Along with a dazzling cover, Garber has a visually splendid written style. Stephanie Garber loves to indulge in description, and the world of Caraval and the Conquered Isles really benefit from this. Garber knows how to accommodate the imagination and set it up with a five star room! There were few or next to no moments in the novel where I didn’t have a clear image of a scene or character, many of which were vivid and marvelous like the roundabout of roses or Nigel and his prophetic tattoos. Garber has sold Caraval as the perfect bookworm destination – her world is solidly built through her strength in description.

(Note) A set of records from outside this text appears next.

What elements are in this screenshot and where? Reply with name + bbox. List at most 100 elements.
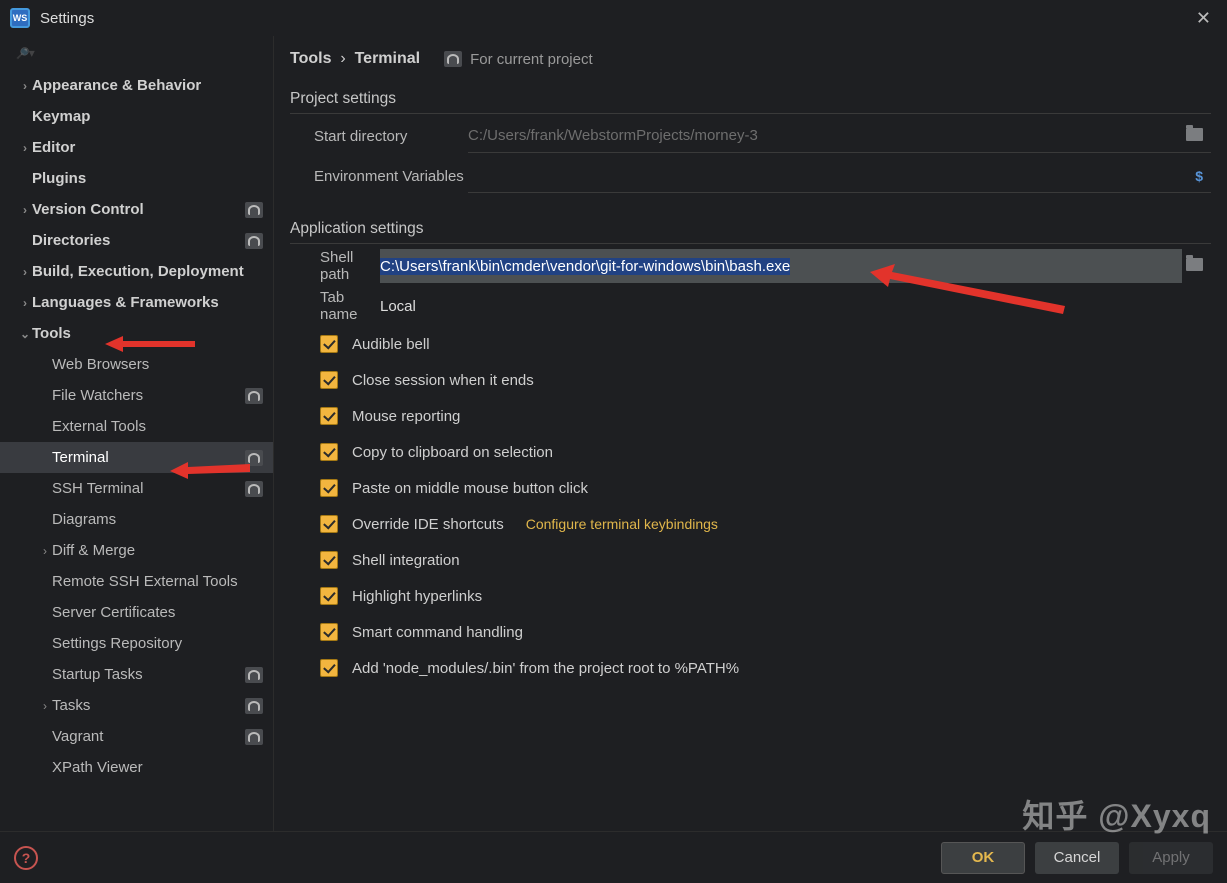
checkbox-label: Close session when it ends bbox=[352, 372, 534, 389]
project-icon bbox=[245, 667, 263, 683]
sidebar-item-startup-tasks[interactable]: Startup Tasks bbox=[0, 659, 273, 690]
sidebar-item-version-control[interactable]: ›Version Control bbox=[0, 194, 273, 225]
sidebar-item-label: Editor bbox=[32, 139, 75, 156]
cancel-button[interactable]: Cancel bbox=[1035, 842, 1119, 874]
checkbox[interactable] bbox=[320, 479, 338, 497]
search-input[interactable]: ▾ bbox=[0, 36, 273, 70]
project-icon bbox=[245, 450, 263, 466]
configure-keybindings-link[interactable]: Configure terminal keybindings bbox=[526, 516, 718, 532]
checkbox-label: Audible bell bbox=[352, 336, 430, 353]
chevron-right-icon: › bbox=[18, 203, 32, 217]
sidebar-item-directories[interactable]: Directories bbox=[0, 225, 273, 256]
sidebar-item-build-execution-deployment[interactable]: ›Build, Execution, Deployment bbox=[0, 256, 273, 287]
sidebar-item-label: Web Browsers bbox=[52, 356, 149, 373]
sidebar-item-label: Keymap bbox=[32, 108, 90, 125]
sidebar-item-server-certificates[interactable]: Server Certificates bbox=[0, 597, 273, 628]
sidebar-item-file-watchers[interactable]: File Watchers bbox=[0, 380, 273, 411]
chevron-right-icon: › bbox=[38, 544, 52, 558]
checkbox-label: Paste on middle mouse button click bbox=[352, 480, 588, 497]
checkbox[interactable] bbox=[320, 515, 338, 533]
sidebar-item-settings-repository[interactable]: Settings Repository bbox=[0, 628, 273, 659]
breadcrumb: Tools › Terminal bbox=[290, 50, 420, 68]
shell-path-label: Shell path bbox=[290, 249, 380, 283]
sidebar-item-ssh-terminal[interactable]: SSH Terminal bbox=[0, 473, 273, 504]
sidebar-item-label: Version Control bbox=[32, 201, 144, 218]
checkbox[interactable] bbox=[320, 623, 338, 641]
sidebar-item-languages-frameworks[interactable]: ›Languages & Frameworks bbox=[0, 287, 273, 318]
sidebar-item-xpath-viewer[interactable]: XPath Viewer bbox=[0, 752, 273, 783]
settings-sidebar: ▾ ›Appearance & BehaviorKeymap›EditorPlu… bbox=[0, 36, 274, 831]
sidebar-item-label: Vagrant bbox=[52, 728, 103, 745]
project-icon bbox=[245, 698, 263, 714]
checkbox-label: Smart command handling bbox=[352, 624, 523, 641]
sidebar-item-remote-ssh-external-tools[interactable]: Remote SSH External Tools bbox=[0, 566, 273, 597]
env-expand-icon[interactable]: $ bbox=[1191, 168, 1207, 184]
sidebar-item-editor[interactable]: ›Editor bbox=[0, 132, 273, 163]
sidebar-item-tools[interactable]: ⌄Tools bbox=[0, 318, 273, 349]
for-current-project-label: For current project bbox=[444, 51, 593, 68]
sidebar-item-vagrant[interactable]: Vagrant bbox=[0, 721, 273, 752]
checkbox[interactable] bbox=[320, 335, 338, 353]
start-directory-label: Start directory bbox=[290, 128, 468, 145]
env-variables-input[interactable] bbox=[468, 159, 1191, 192]
checkbox-label: Copy to clipboard on selection bbox=[352, 444, 553, 461]
checkbox[interactable] bbox=[320, 551, 338, 569]
shell-path-input[interactable] bbox=[380, 249, 1182, 283]
env-variables-label: Environment Variables bbox=[290, 168, 468, 185]
settings-content: Tools › Terminal For current project Pro… bbox=[274, 36, 1227, 831]
sidebar-item-label: XPath Viewer bbox=[52, 759, 143, 776]
sidebar-item-label: Diff & Merge bbox=[52, 542, 135, 559]
sidebar-item-label: Languages & Frameworks bbox=[32, 294, 219, 311]
project-icon bbox=[245, 202, 263, 218]
ok-button[interactable]: OK bbox=[941, 842, 1025, 874]
chevron-right-icon: › bbox=[38, 699, 52, 713]
sidebar-item-external-tools[interactable]: External Tools bbox=[0, 411, 273, 442]
sidebar-item-terminal[interactable]: Terminal bbox=[0, 442, 273, 473]
sidebar-item-label: SSH Terminal bbox=[52, 480, 143, 497]
sidebar-item-label: Startup Tasks bbox=[52, 666, 143, 683]
checkbox-label: Override IDE shortcuts bbox=[352, 516, 504, 533]
sidebar-item-tasks[interactable]: ›Tasks bbox=[0, 690, 273, 721]
checkbox-label: Shell integration bbox=[352, 552, 460, 569]
sidebar-item-label: Remote SSH External Tools bbox=[52, 573, 238, 590]
checkbox-label: Highlight hyperlinks bbox=[352, 588, 482, 605]
checkbox[interactable] bbox=[320, 443, 338, 461]
close-icon[interactable]: ✕ bbox=[1190, 6, 1217, 31]
sidebar-item-label: Build, Execution, Deployment bbox=[32, 263, 244, 280]
project-settings-title: Project settings bbox=[290, 84, 1211, 114]
sidebar-item-appearance-behavior[interactable]: ›Appearance & Behavior bbox=[0, 70, 273, 101]
sidebar-item-label: Directories bbox=[32, 232, 110, 249]
project-icon bbox=[444, 51, 462, 67]
chevron-right-icon: › bbox=[18, 79, 32, 93]
sidebar-item-keymap[interactable]: Keymap bbox=[0, 101, 273, 132]
project-icon bbox=[245, 388, 263, 404]
checkbox[interactable] bbox=[320, 407, 338, 425]
checkbox[interactable] bbox=[320, 659, 338, 677]
tab-name-input[interactable] bbox=[380, 289, 1207, 323]
chevron-right-icon: › bbox=[18, 296, 32, 310]
chevron-right-icon: › bbox=[18, 265, 32, 279]
sidebar-item-diff-merge[interactable]: ›Diff & Merge bbox=[0, 535, 273, 566]
sidebar-item-label: Terminal bbox=[52, 449, 109, 466]
checkbox[interactable] bbox=[320, 587, 338, 605]
sidebar-item-label: Settings Repository bbox=[52, 635, 182, 652]
start-directory-input[interactable] bbox=[468, 119, 1182, 152]
application-settings-title: Application settings bbox=[290, 214, 1211, 244]
folder-icon[interactable] bbox=[1182, 128, 1207, 144]
checkbox[interactable] bbox=[320, 371, 338, 389]
sidebar-item-label: Server Certificates bbox=[52, 604, 175, 621]
sidebar-item-plugins[interactable]: Plugins bbox=[0, 163, 273, 194]
sidebar-item-label: Plugins bbox=[32, 170, 86, 187]
checkbox-label: Add 'node_modules/.bin' from the project… bbox=[352, 660, 739, 677]
help-icon[interactable]: ? bbox=[14, 846, 38, 870]
sidebar-item-diagrams[interactable]: Diagrams bbox=[0, 504, 273, 535]
sidebar-item-label: Appearance & Behavior bbox=[32, 77, 201, 94]
folder-icon[interactable] bbox=[1182, 258, 1207, 274]
sidebar-item-label: Tools bbox=[32, 325, 71, 342]
sidebar-item-label: External Tools bbox=[52, 418, 146, 435]
app-logo: WS bbox=[10, 8, 30, 28]
sidebar-item-web-browsers[interactable]: Web Browsers bbox=[0, 349, 273, 380]
tab-name-label: Tab name bbox=[290, 289, 380, 323]
checkbox-label: Mouse reporting bbox=[352, 408, 460, 425]
chevron-right-icon: › bbox=[18, 141, 32, 155]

Something I really liked was Scarlett’s malleable dress which changed design and colour at its own will. Although the author clearly enjoys herself describing appearances, I often felt that she put too much importance in the details which made my attention waver in parts. Also, Garber’s description could be very figurative at times like a kiss she described ‘tasting of midnight’ – Does anyone know what this tastes like? I felt those particular types of metaphor didn’t add anything to the novel, and were too airy fairy.
It’s great to write of beautiful things, but I won’t be captivated if there’s no depth in plot or character. I feel like Garber’s description-heavy style would better suit poetry or shorter fiction. Yes, Caraval is a setting a reader can easily lose themselves in, but it can also frustrate them too.
There were quite a lot of logic gaps that weren’t explained. As it says on the cover Caraval is ‘only a game’ and nothing is real, yet certain actions in the plot have permanent consequences – there was no explanation for these moments. It was very difficult to process whether Caraval was entirely illusion and artifice or whether it was actually a magical location. Garber made all these fantastical rules about her universe and never tried to back them up logically. How did Caraval come about? Why is it the only place that is closest to magical? There were no hints of explanation. One example which really annoyed me was Scarlett being described as seeing emotions and other concepts in colours around her. There was never any suggestion that Scarlett had synesthesia or that she was magical herself, which would have justified these descriptions throughout the book.
I felt that the plot began well, I loved the dynamic between Scarlett, Tella, and their father. The principle of one sister misbehaving and the other being punished was fresh and interesting. As the story progressed it became incredibly convoluted with Garber writing herself out of tricky logic situations – I felt that she took the easy route. I would have enjoyed Caraval more with better context.
On the flip side of this, I felt like Garber didn’t give her readers enough credit. Often her sentences would go along like this ‘Scarlett read the next clue, because she really loved her sister and wanted to find her’, being very expositional. Actions to an extent should speak for themselves, and the reader should be given things to think over instead of being spoon-fed information.
Although the characters in the novel were garbed in glamour I struggled to empathise with them. Donatella was bold and sexual, which was great to see in YA but her brash and rude nature erased any sympathy I had for her and Scarlett’s venture to find her. Scarlett felt 2D with either two intentions: kiss boy or find sister. Her interests beyond these two things weren’t scoped out. The relationship between two certain characters was very stilted – no matter how many words you use, you can’t convince me that a five day affair is the deepest of loves or that a romance could be untainted after a dozen lies.
I credit Garber for having the dedication to write and get this novel published, but I personally feel it needs a lot more work. There were some original ideas, but I don’t think they held as much weight as they could have if the writing quality was better. Sadly, I’m underwhelmed.